Editor’s Note: ‘Happy Hour’ is an HR Dive column from Reporter Ginger Christ. Follow along as she dives into some of the offbeat news in the HR space.
In 2013, American anthropologist David Graeber posited that some jobs are, in fact, nonsense.
In Graeber’s words: “Huge swathes of people, in Europe and North America in particular, spend their entire working lives performing tasks they secretly believe do not really need to be performed. The moral and spiritual damage that comes from this situation is profound. It is a scar across our collective soul. Yet virtually no one talks about it.”
Graeber argues that advances in technology have eliminated the need for a number of jobs, but in their stead a bevy of unnecessary jobs, largely administrative, have cropped up. These jobs, he says, are socially useless and therefore nonsense.
A recent study sought to quantify Graeber’s claims. An analysis of the 2015 American Working Conditions Survey found that more than 19% of respondents perceive their jobs as socially useless. The results varied from 4.6% of those in education, training and library occupations finding their jobs socially useless to 31.7% of workers in transportation and material moving. (If you’re curious, the arts, design, entertainment, sports and media category fell squarely in the middle.)
Beyond occupation, workers in the private sector, those whose jobs don’t involve teamwork and employees who are salaried all were more likely to consider their jobs socially useless than their counterparts in the nonprofit or public sector, those with team-based jobs and workers who are self-employed, the analysis found.
Whether people find their jobs socially useless can be both because the jobs actually don’t add value to society or because unfavorable working conditions make them seem useless, the study finds.
“Work perceived as socially useless is therefore a complex phenomenon and should be treated accordingly,” the author, Simon Walo, a postdoctoral researcher in the Department of Sociology at the University of Zurich, writes. “Some jobs may in fact be useless to society, even if this is only one reason among others why people perceive them as such.”
To help people find more meaning in their jobs, Walo recommends improving working conditions by increasing social interaction at work and reducing alienation.

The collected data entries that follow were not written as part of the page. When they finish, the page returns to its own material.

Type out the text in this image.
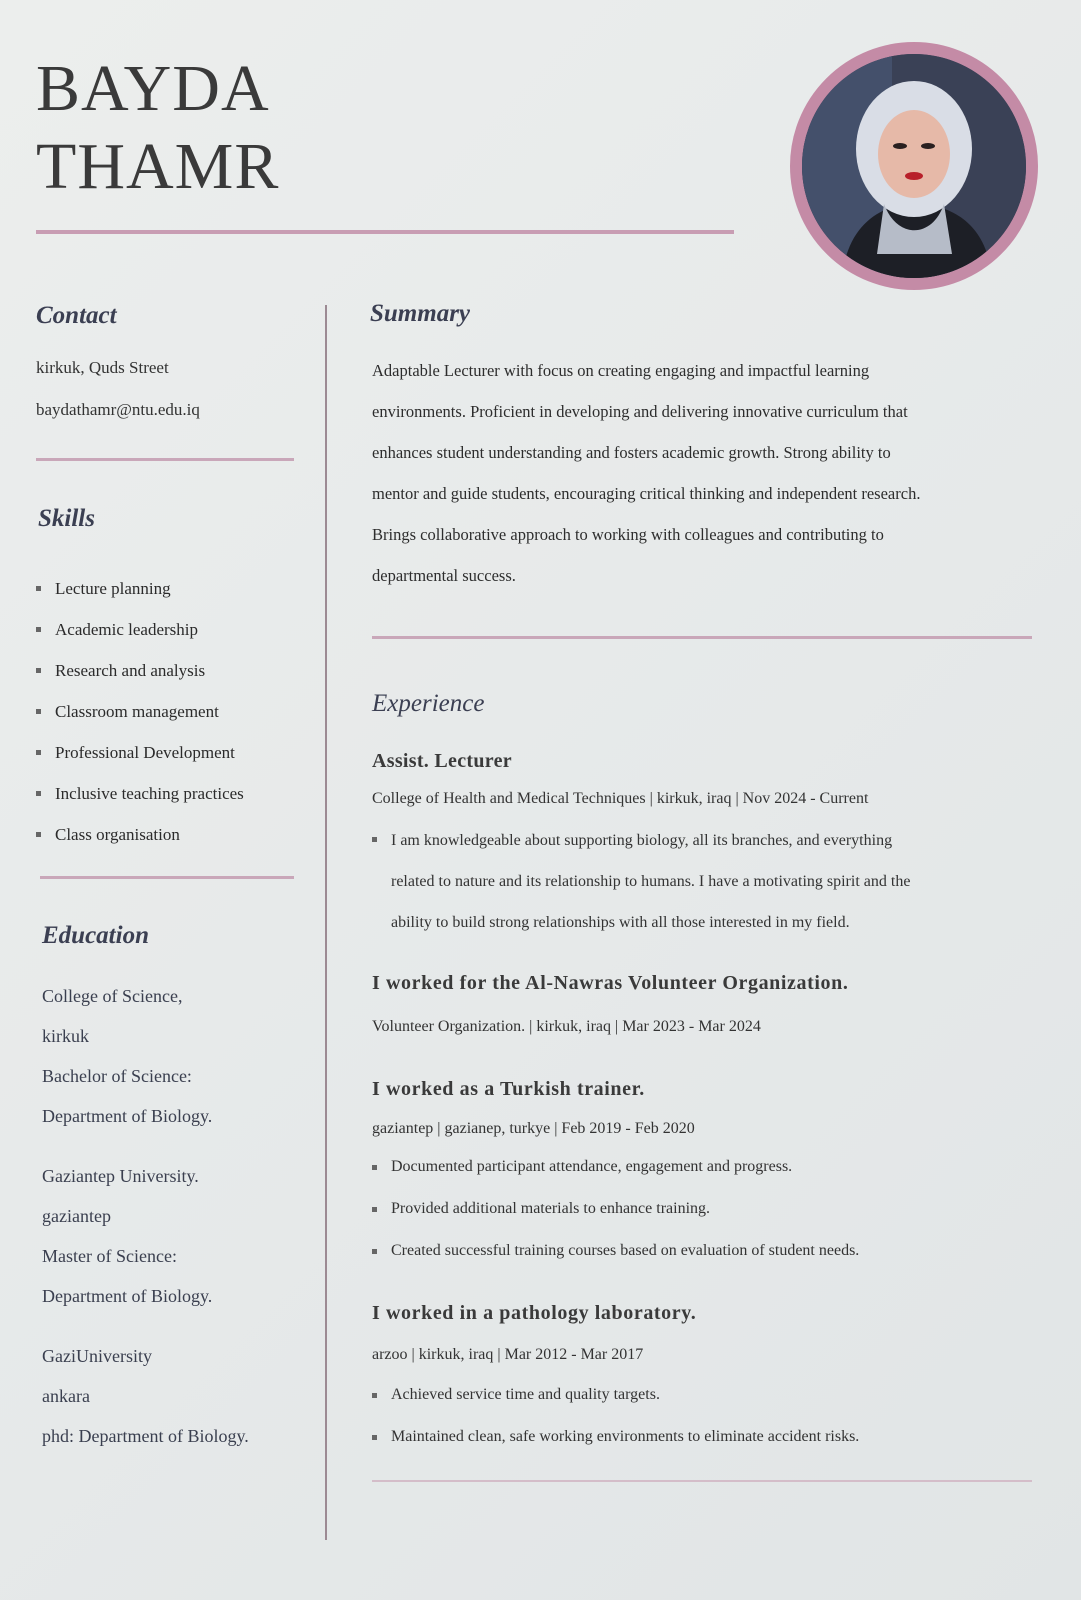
BAYDA
THAMR
Contact
kirkuk, Quds Street
baydathamr@ntu.edu.iq
Skills
Lecture planning
Academic leadership
Research and analysis
Classroom management
Professional Development
Inclusive teaching practices
Class organisation
Education
College of Science,
kirkuk
Bachelor of Science:
Department of Biology.
Gaziantep University.
gaziantep
Master of Science:
Department of Biology.
GaziUniversity
ankara
phd: Department of Biology.
Summary
Adaptable Lecturer with focus on creating engaging and impactful learning
environments. Proficient in developing and delivering innovative curriculum that
enhances student understanding and fosters academic growth. Strong ability to
mentor and guide students, encouraging critical thinking and independent research.
Brings collaborative approach to working with colleagues and contributing to
departmental success.
Experience
Assist. Lecturer
College of Health and Medical Techniques | kirkuk, iraq | Nov 2024 - Current
I am knowledgeable about supporting biology, all its branches, and everything
related to nature and its relationship to humans. I have a motivating spirit and the
ability to build strong relationships with all those interested in my field.
I worked for the Al-Nawras Volunteer Organization.
Volunteer Organization. | kirkuk, iraq | Mar 2023 - Mar 2024
I worked as a Turkish trainer.
gaziantep | gazianep, turkye | Feb 2019 - Feb 2020
Documented participant attendance, engagement and progress.
Provided additional materials to enhance training.
Created successful training courses based on evaluation of student needs.
I worked in a pathology laboratory.
arzoo | kirkuk, iraq | Mar 2012 - Mar 2017
Achieved service time and quality targets.
Maintained clean, safe working environments to eliminate accident risks.
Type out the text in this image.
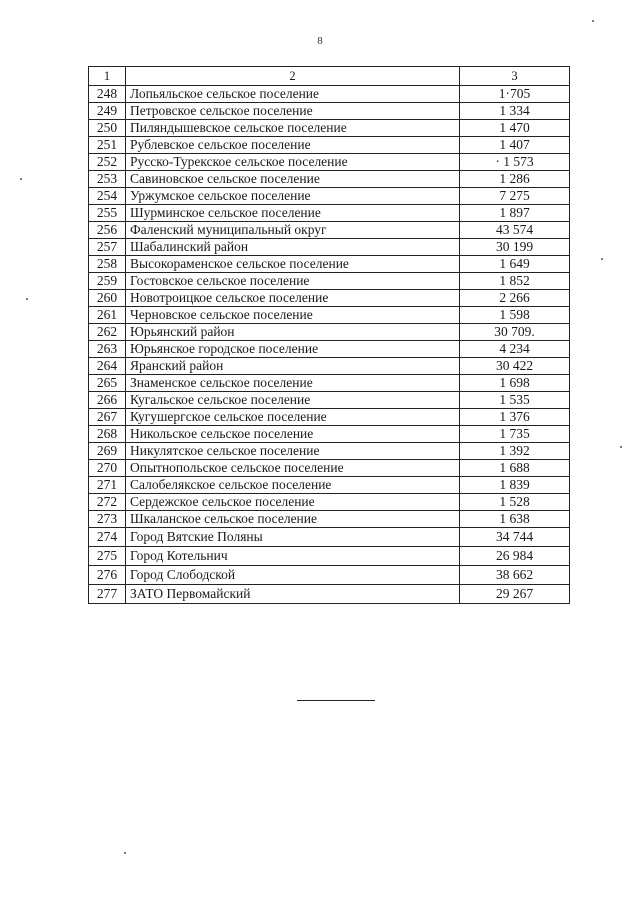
8
1	2	3
248	Лопьяльское сельское поселение	1·705
249	Петровское сельское поселение	1 334
250	Пиляндышевское сельское поселение	1 470
251	Рублевское сельское поселение	1 407
252	Русско-Турекское сельское поселение	· 1 573
253	Савиновское сельское поселение	1 286
254	Уржумское сельское поселение	7 275
255	Шурминское сельское поселение	1 897
256	Фаленский муниципальный округ	43 574
257	Шабалинский район	30 199
258	Высокораменское сельское поселение	1 649
259	Гостовское сельское поселение	1 852
260	Новотроицкое сельское поселение	2 266
261	Черновское сельское поселение	1 598
262	Юрьянский район	30 709.
263	Юрьянское городское поселение	4 234
264	Яранский район	30 422
265	Знаменское сельское поселение	1 698
266	Кугальское сельское поселение	1 535
267	Кугушергское сельское поселение	1 376
268	Никольское сельское поселение	1 735
269	Никулятское сельское поселение	1 392
270	Опытнопольское сельское поселение	1 688
271	Салобелякское сельское поселение	1 839
272	Сердежское сельское поселение	1 528
273	Шкаланское сельское поселение	1 638
274	Город Вятские Поляны	34 744
275	Город Котельнич	26 984
276	Город Слободской	38 662
277	ЗАТО Первомайский	29 267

At a societal level, bigger undertakings would be necessary, Walo says. That could include offering a universal basic income, as Graeber suggests, or having policymakers regulate useless activities and better align them with socially desirable purposes, such as by imposing restrictions on the financial sector or limiting sales strategies to reduce consumerism.
When I asked my circles on social media if they thought their job had meaning, I was, unsurprisingly, met with silence. Who wants to publicly admit their job is useless? It’s a questionable professional move and, as Graeber said, “a scar on our collective soul” to voice such a sentiment.
Is writing a column about jobs being useless a useless task? Maybe, but it’s fun.